Severe shock can also take its toll on women in ways researchers are just beginning to understand. "Broken heart syndrome," or takotsubo cardiomyopathy, causes sometimes-fatal heart damage to mostly menopausal and postmenopausal women who have undergone a sudden stress such as losing a spouse, being in a car accident or being a victim of a violent crime, says Randolph P. Martin, M.D., chief of structural and valvular heart disease at Piedmont Heart in Atlanta. "It was thought to be rare," he says, "but now we know it's not. It looks like they've had a giant heart attack, but their arteries are clear."
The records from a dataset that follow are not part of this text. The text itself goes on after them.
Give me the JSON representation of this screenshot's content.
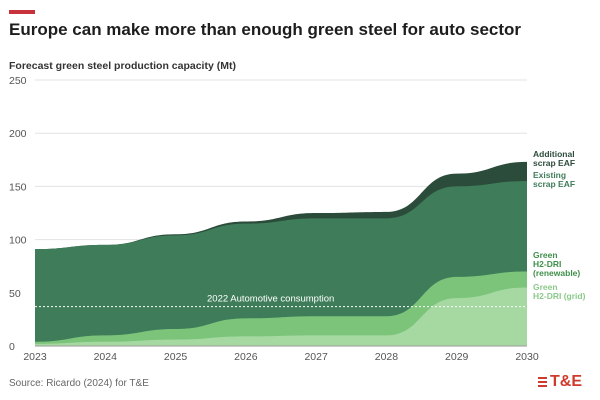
{
  "header": {
    "accent_color": "#c8323c",
    "title": "Europe can make more than enough green steel for auto sector",
    "subtitle": "Forecast green steel production capacity (Mt)"
  },
  "footer": {
    "source": "Source: Ricardo (2024) for T&E",
    "logo_text": "T&E",
    "logo_color": "#d03a2c"
  },
  "chart_data": {
    "type": "area",
    "stacked": true,
    "title": "Europe can make more than enough green steel for auto sector",
    "ylabel": "Forecast green steel production capacity (Mt)",
    "xlabel": "",
    "x": [
      2023,
      2024,
      2025,
      2026,
      2027,
      2028,
      2029,
      2030
    ],
    "ylim": [
      0,
      250
    ],
    "yticks": [
      0,
      50,
      100,
      150,
      200,
      250
    ],
    "grid": true,
    "legend": "right-inline",
    "series": [
      {
        "name": "Green H2-DRI (grid)",
        "color": "#a6d9a2",
        "values": [
          2,
          4,
          6,
          9,
          10,
          10,
          45,
          55
        ]
      },
      {
        "name": "Green H2-DRI (renewable)",
        "color": "#7cc47a",
        "values": [
          2,
          6,
          10,
          17,
          18,
          18,
          20,
          15
        ]
      },
      {
        "name": "Existing scrap EAF",
        "color": "#3f7d5a",
        "values": [
          87,
          85,
          88,
          89,
          92,
          92,
          85,
          85
        ]
      },
      {
        "name": "Additional scrap EAF",
        "color": "#2c4c3b",
        "values": [
          0,
          0,
          1,
          2,
          5,
          6,
          12,
          18
        ]
      }
    ],
    "annotations": [
      {
        "text": "2022 Automotive consumption",
        "y": 37
      }
    ]
  }
}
These and other basic facts about women's heart disease — the breadth of the disease, the need to recalibrate testing, the clear risk factors — have been slow to filter down to the community hospitals and doctors' offices where thousands of women are seen, ignored and sent away, often with tragic results.
When heart disease is diagnosed, though, current treatments greatly increase the life span of the survivor. Smoking-cessation and exercise programs work well for women. Specialized diets have been shown to cut heart attack deaths. Aggressively managing diabetes, blood pressure and high triglycerides yields good results. Women who have suffered heart attacks and enter a cardiac rehabilitation program that emphasizes medication management and lifestyle changes have significantly higher survival rates. "We have four magic pills," Bairey Merz says, counting them off on her fingers: baby aspirin, statins, beta-blockers and ACE inhibitors. "We know that if a woman has a heart attack and she takes these four pills, she is 90 percent more likely to survive that first year."
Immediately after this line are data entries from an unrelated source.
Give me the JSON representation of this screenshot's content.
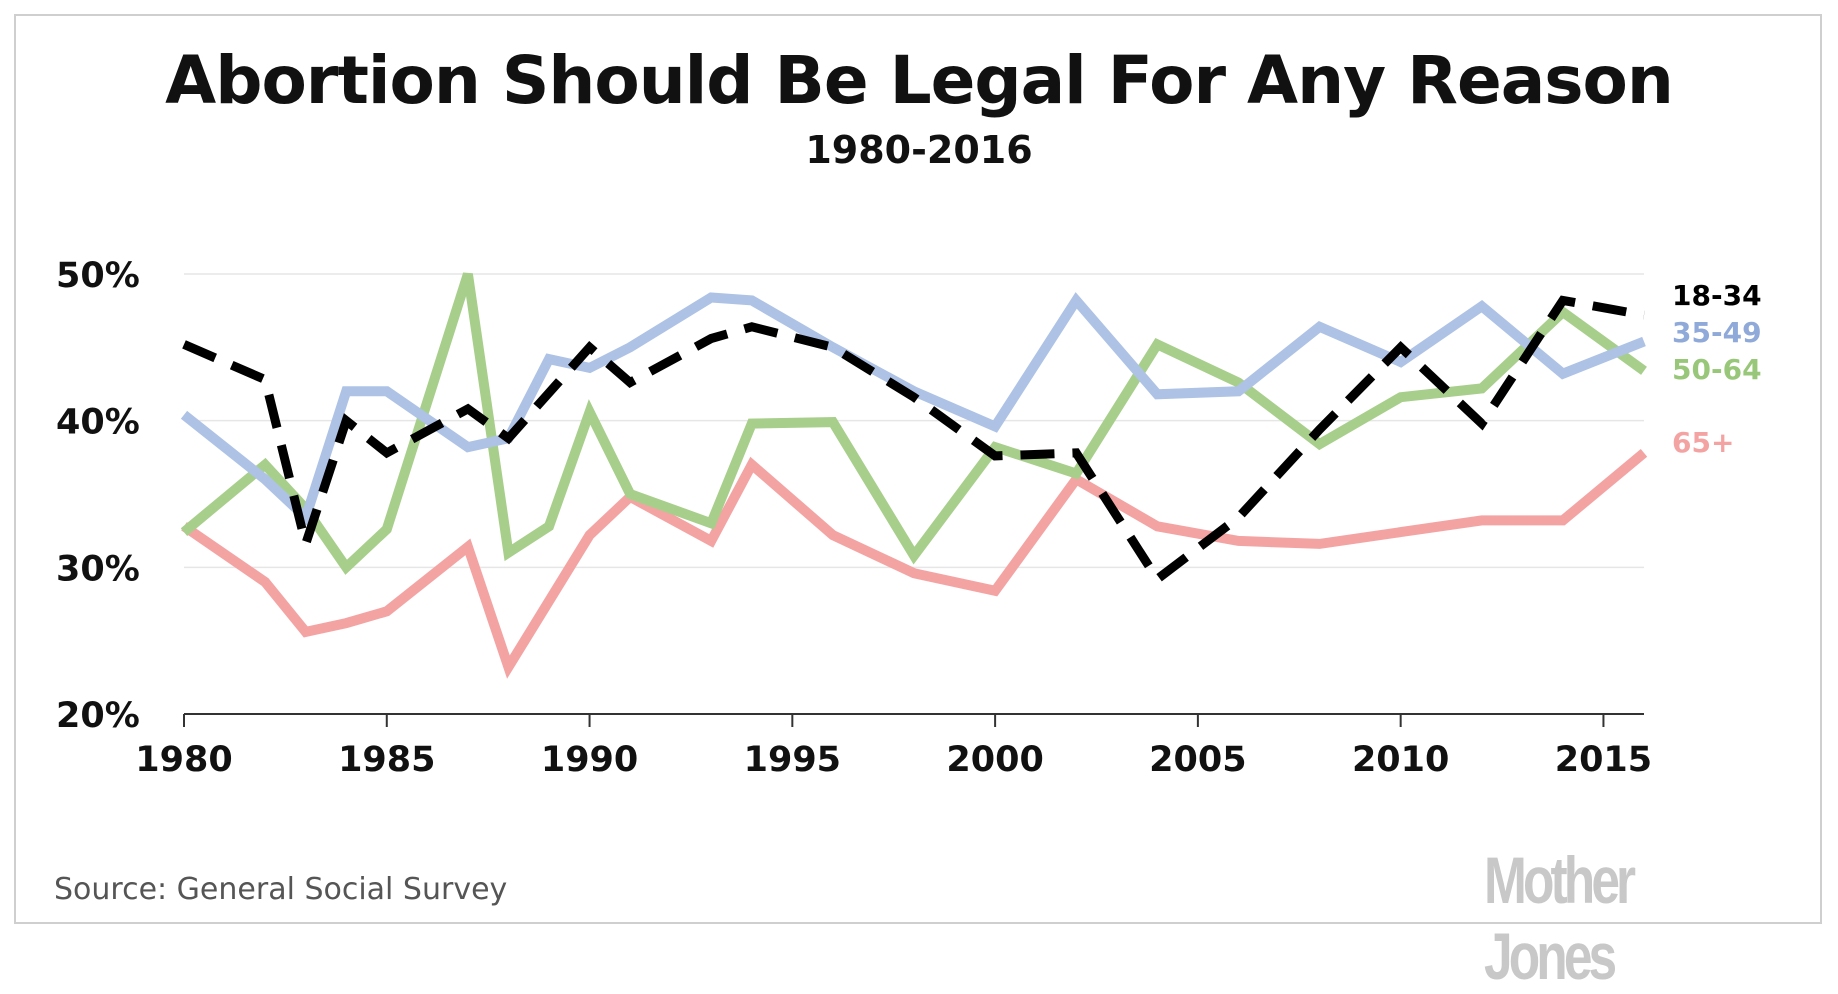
{
  "title": "Abortion Should Be Legal For Any Reason",
  "subtitle": "1980-2016",
  "source": "Source: General Social Survey",
  "logo": "Mother Jones",
  "chart_data": {
    "type": "line",
    "title": "Abortion Should Be Legal For Any Reason",
    "subtitle": "1980-2016",
    "xlabel": "",
    "ylabel": "",
    "xlim": [
      1980,
      2016
    ],
    "ylim": [
      20,
      50
    ],
    "grid": true,
    "legend_position": "right",
    "x_ticks": [
      {
        "value": 1980,
        "label": "1980"
      },
      {
        "value": 1985,
        "label": "1985"
      },
      {
        "value": 1990,
        "label": "1990"
      },
      {
        "value": 1995,
        "label": "1995"
      },
      {
        "value": 2000,
        "label": "2000"
      },
      {
        "value": 2005,
        "label": "2005"
      },
      {
        "value": 2010,
        "label": "2010"
      },
      {
        "value": 2015,
        "label": "2015"
      }
    ],
    "y_ticks": [
      {
        "value": 20,
        "label": "20%"
      },
      {
        "value": 30,
        "label": "30%"
      },
      {
        "value": 40,
        "label": "40%"
      },
      {
        "value": 50,
        "label": "50%"
      }
    ],
    "series": [
      {
        "name": "65+",
        "color": "#f4a3a3",
        "dash": false,
        "points": [
          [
            1980,
            32.8
          ],
          [
            1982,
            29.0
          ],
          [
            1983,
            25.6
          ],
          [
            1984,
            26.2
          ],
          [
            1985,
            27.0
          ],
          [
            1987,
            31.4
          ],
          [
            1988,
            23.2
          ],
          [
            1990,
            32.2
          ],
          [
            1991,
            34.8
          ],
          [
            1993,
            31.8
          ],
          [
            1994,
            37.0
          ],
          [
            1996,
            32.2
          ],
          [
            1998,
            29.6
          ],
          [
            2000,
            28.4
          ],
          [
            2002,
            36.0
          ],
          [
            2004,
            32.8
          ],
          [
            2006,
            31.8
          ],
          [
            2008,
            31.6
          ],
          [
            2010,
            32.4
          ],
          [
            2012,
            33.2
          ],
          [
            2014,
            33.2
          ],
          [
            2016,
            37.8
          ]
        ]
      },
      {
        "name": "50-64",
        "color": "#a7cf8b",
        "dash": false,
        "points": [
          [
            1980,
            32.4
          ],
          [
            1982,
            37.0
          ],
          [
            1983,
            34.0
          ],
          [
            1984,
            30.0
          ],
          [
            1985,
            32.6
          ],
          [
            1987,
            50.0
          ],
          [
            1988,
            31.0
          ],
          [
            1989,
            32.8
          ],
          [
            1990,
            40.6
          ],
          [
            1991,
            35.0
          ],
          [
            1993,
            33.0
          ],
          [
            1994,
            39.8
          ],
          [
            1996,
            39.9
          ],
          [
            1998,
            30.8
          ],
          [
            2000,
            38.2
          ],
          [
            2002,
            36.4
          ],
          [
            2004,
            45.2
          ],
          [
            2006,
            42.6
          ],
          [
            2008,
            38.4
          ],
          [
            2010,
            41.6
          ],
          [
            2012,
            42.2
          ],
          [
            2014,
            47.4
          ],
          [
            2016,
            43.4
          ]
        ]
      },
      {
        "name": "35-49",
        "color": "#adc2e5",
        "dash": false,
        "points": [
          [
            1980,
            40.4
          ],
          [
            1982,
            36.0
          ],
          [
            1983,
            33.4
          ],
          [
            1984,
            42.0
          ],
          [
            1985,
            42.0
          ],
          [
            1987,
            38.2
          ],
          [
            1988,
            38.8
          ],
          [
            1989,
            44.2
          ],
          [
            1990,
            43.6
          ],
          [
            1991,
            45.0
          ],
          [
            1993,
            48.4
          ],
          [
            1994,
            48.2
          ],
          [
            1996,
            45.0
          ],
          [
            1998,
            42.0
          ],
          [
            2000,
            39.6
          ],
          [
            2002,
            48.2
          ],
          [
            2004,
            41.8
          ],
          [
            2006,
            42.0
          ],
          [
            2008,
            46.4
          ],
          [
            2010,
            44.0
          ],
          [
            2012,
            47.8
          ],
          [
            2014,
            43.2
          ],
          [
            2016,
            45.4
          ]
        ]
      },
      {
        "name": "18-34",
        "color": "#000000",
        "dash": true,
        "points": [
          [
            1980,
            45.2
          ],
          [
            1982,
            42.8
          ],
          [
            1983,
            31.6
          ],
          [
            1984,
            40.0
          ],
          [
            1985,
            37.8
          ],
          [
            1987,
            40.8
          ],
          [
            1988,
            38.8
          ],
          [
            1990,
            45.0
          ],
          [
            1991,
            42.6
          ],
          [
            1993,
            45.6
          ],
          [
            1994,
            46.4
          ],
          [
            1996,
            45.0
          ],
          [
            1998,
            41.6
          ],
          [
            2000,
            37.6
          ],
          [
            2002,
            37.8
          ],
          [
            2004,
            29.2
          ],
          [
            2006,
            33.4
          ],
          [
            2008,
            39.4
          ],
          [
            2010,
            45.0
          ],
          [
            2012,
            39.8
          ],
          [
            2014,
            48.2
          ],
          [
            2016,
            47.2
          ]
        ]
      }
    ],
    "legend": [
      {
        "name": "18-34",
        "color": "#000000"
      },
      {
        "name": "35-49",
        "color": "#8fa9d8"
      },
      {
        "name": "50-64",
        "color": "#99c77a"
      },
      {
        "name": "65+",
        "color": "#f4a3a3"
      }
    ]
  }
}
Georgia Chapman never had chest pain with her heart attack. She did, however, have other symptoms common to women: shortness of breath, nausea and vomiting, plus indigestion, dizziness, unusual fatigue, sweating and shoulder pain. She ignored the symptoms for days, thinking she had a stomach bug, until an odd warmth in her chest prompted her to call 911.
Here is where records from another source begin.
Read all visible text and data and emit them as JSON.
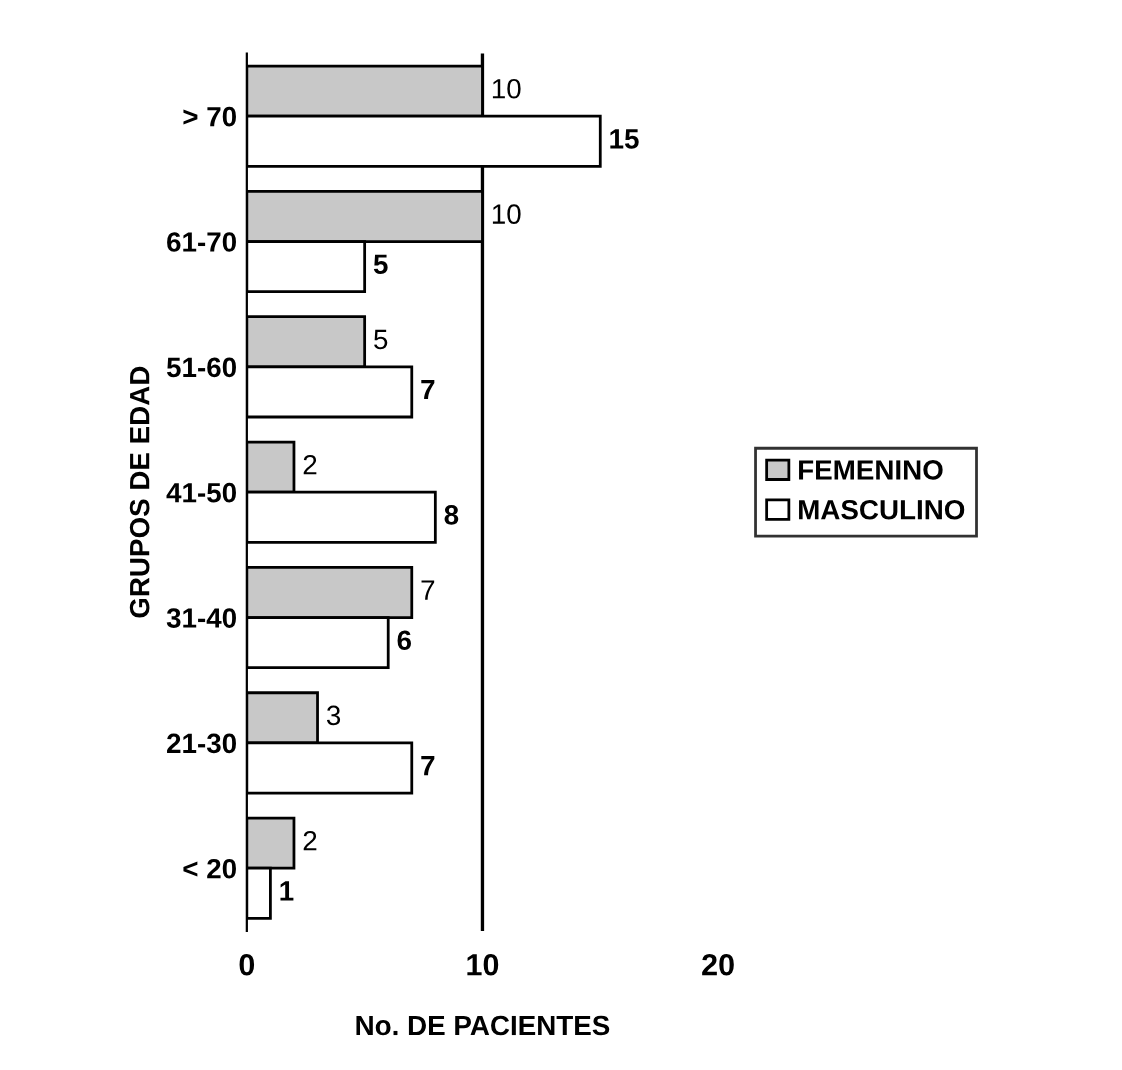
{
  "chart_data": {
    "type": "bar",
    "orientation": "horizontal",
    "xlabel": "No. DE PACIENTES",
    "ylabel": "GRUPOS DE EDAD",
    "categories": [
      "> 70",
      "61-70",
      "51-60",
      "41-50",
      "31-40",
      "21-30",
      "< 20"
    ],
    "series": [
      {
        "name": "FEMENINO",
        "color": "#c8c8c8",
        "values": [
          10,
          10,
          5,
          2,
          7,
          3,
          2
        ]
      },
      {
        "name": "MASCULINO",
        "color": "#ffffff",
        "values": [
          15,
          5,
          7,
          8,
          6,
          7,
          1
        ]
      }
    ],
    "xlim": [
      0,
      20
    ],
    "xticks": [
      0,
      10,
      20
    ],
    "data_labels": true,
    "legend": "right",
    "grid": false,
    "ref_lines": [
      {
        "axis": "x",
        "value": 10
      }
    ]
  }
}
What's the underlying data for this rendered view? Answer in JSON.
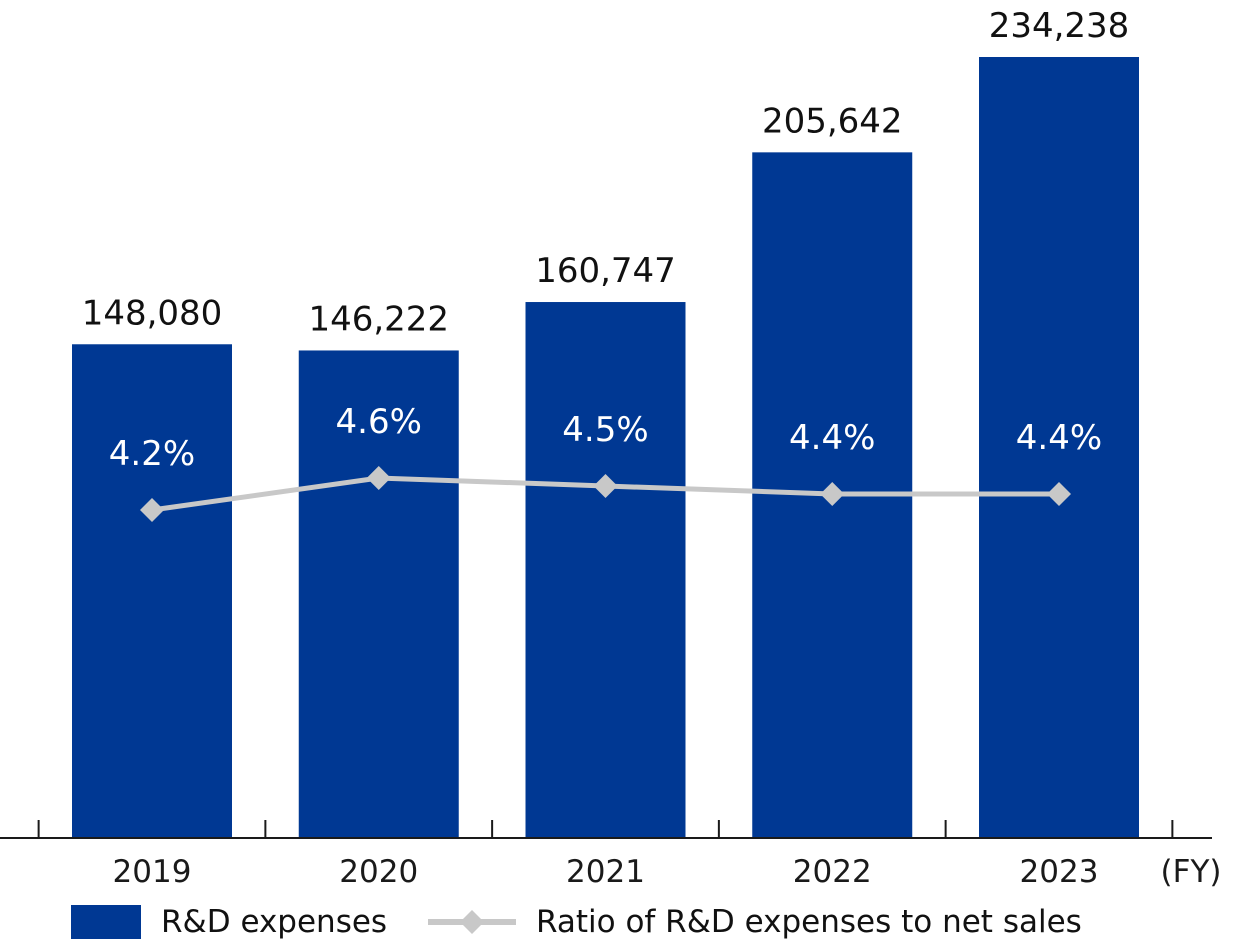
{
  "colors": {
    "bar": "#003893",
    "line": "#c8c8c8",
    "axis": "#1a1a1a",
    "bar_label": "#111111",
    "ratio_label": "#ffffff"
  },
  "chart_data": {
    "type": "bar",
    "categories": [
      "2019",
      "2020",
      "2021",
      "2022",
      "2023"
    ],
    "x_unit_label": "(FY)",
    "series": [
      {
        "name": "R&D expenses",
        "type": "bar",
        "values": [
          148080,
          146222,
          160747,
          205642,
          234238
        ],
        "labels": [
          "148,080",
          "146,222",
          "160,747",
          "205,642",
          "234,238"
        ]
      },
      {
        "name": "Ratio of R&D expenses to net sales",
        "type": "line",
        "values": [
          4.2,
          4.6,
          4.5,
          4.4,
          4.4
        ],
        "labels": [
          "4.2%",
          "4.6%",
          "4.5%",
          "4.4%",
          "4.4%"
        ]
      }
    ],
    "grid": false,
    "legend_position": "bottom"
  }
}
Chapman, a phlebotomist, says her four months in a cardiac rehab program gave her a new outlook on life. "After my heart attack, I was lost," she says. "I realized I was blessed. But I didn't know where to start or what to do." Already a nonsmoker, Chapman changed her diet dramatically, cutting out nearly all sugar and salt, saturated fat and red meat. Her doctors convinced her to quit that second job and focus on reducing her stress. "They set me on the right track," she says. "I sleep better now, and I feel younger."
Today, she speaks out as an ambassador for the Heart Truth, educating women about heart risks. So she knew exactly what to say when her older sister called, describing symptoms that turned out to be a blood clot. "I told her to do me a favor and get tested," she says. "I warn everybody: You have to speak up to be heard."